I wish this was like facebook where I could post photos like crazy.... My little Guy Chico (Utopias American Banner) learned his first German word today ...it was" Essen". that means " dinner is being served" every evening ( and lunchtime ) I stand at the top of our pasture , at the gate and say the word "Essen" and they come a runnîn .... in less then 5 seconds. Little Chico finally figured out what that word means. My ponys come from Bordoux france, and when you speak French their ears perk right up, Der Willy , the 30 year old Donkey speaks Romanisch, and listens to the goat farmers below all day long, I speak English to the 2 imported minis.... we are a bilingual family.




Chico met his first Swiss Milking cows today ," up close and personal" , it was very entertaining.

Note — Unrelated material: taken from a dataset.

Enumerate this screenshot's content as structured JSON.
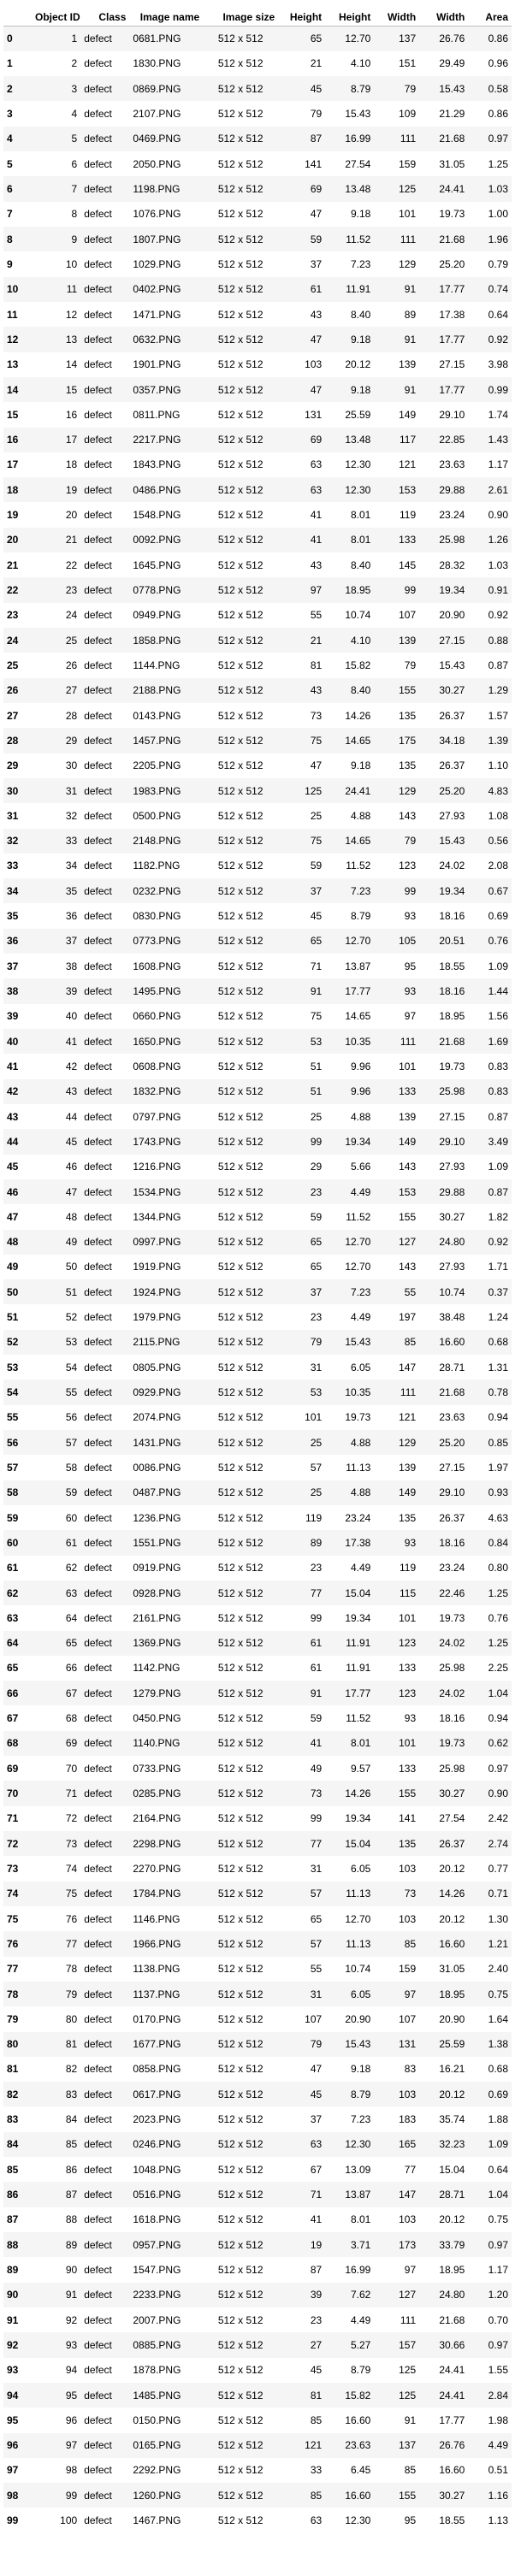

all in all it was an amusing and fantastic day !


----------



## ohmt (May 30, 2010)

This is the cutest thing I've read all day!


----------



## Sixstardanes (May 30, 2010)

Sounds cute


----------



## krissy3 (May 31, 2010)

Thanks , he is having a blast here, seeing and meeting all kinds of new things. Goats , sheep, church bells that go off 4 time per hour 6 am till 10 pm, extra in Wednessday when kids go to church , and when someone in the village dies bells ring for up to 45 min solid...its beautiful.Chico loves his new cow friends, and is always looking for them over the fence. The marching band practices once a week in the summer , so he sees a marching band too. I cant wait to take him to St Antinio Italian border to his first show.


----------



## JWC sr. (Jun 4, 2010)

Now that sounds like fun as long as you keep the different languages straight for the right horses. LOL





Here at home we have a number of Hispanic workers and the judges have looked at me funny several times when I speak to the horses in Spanish in the show ring. The looks on their faces is priceless.





Sounds like you are really enjoying your new guy!!


----------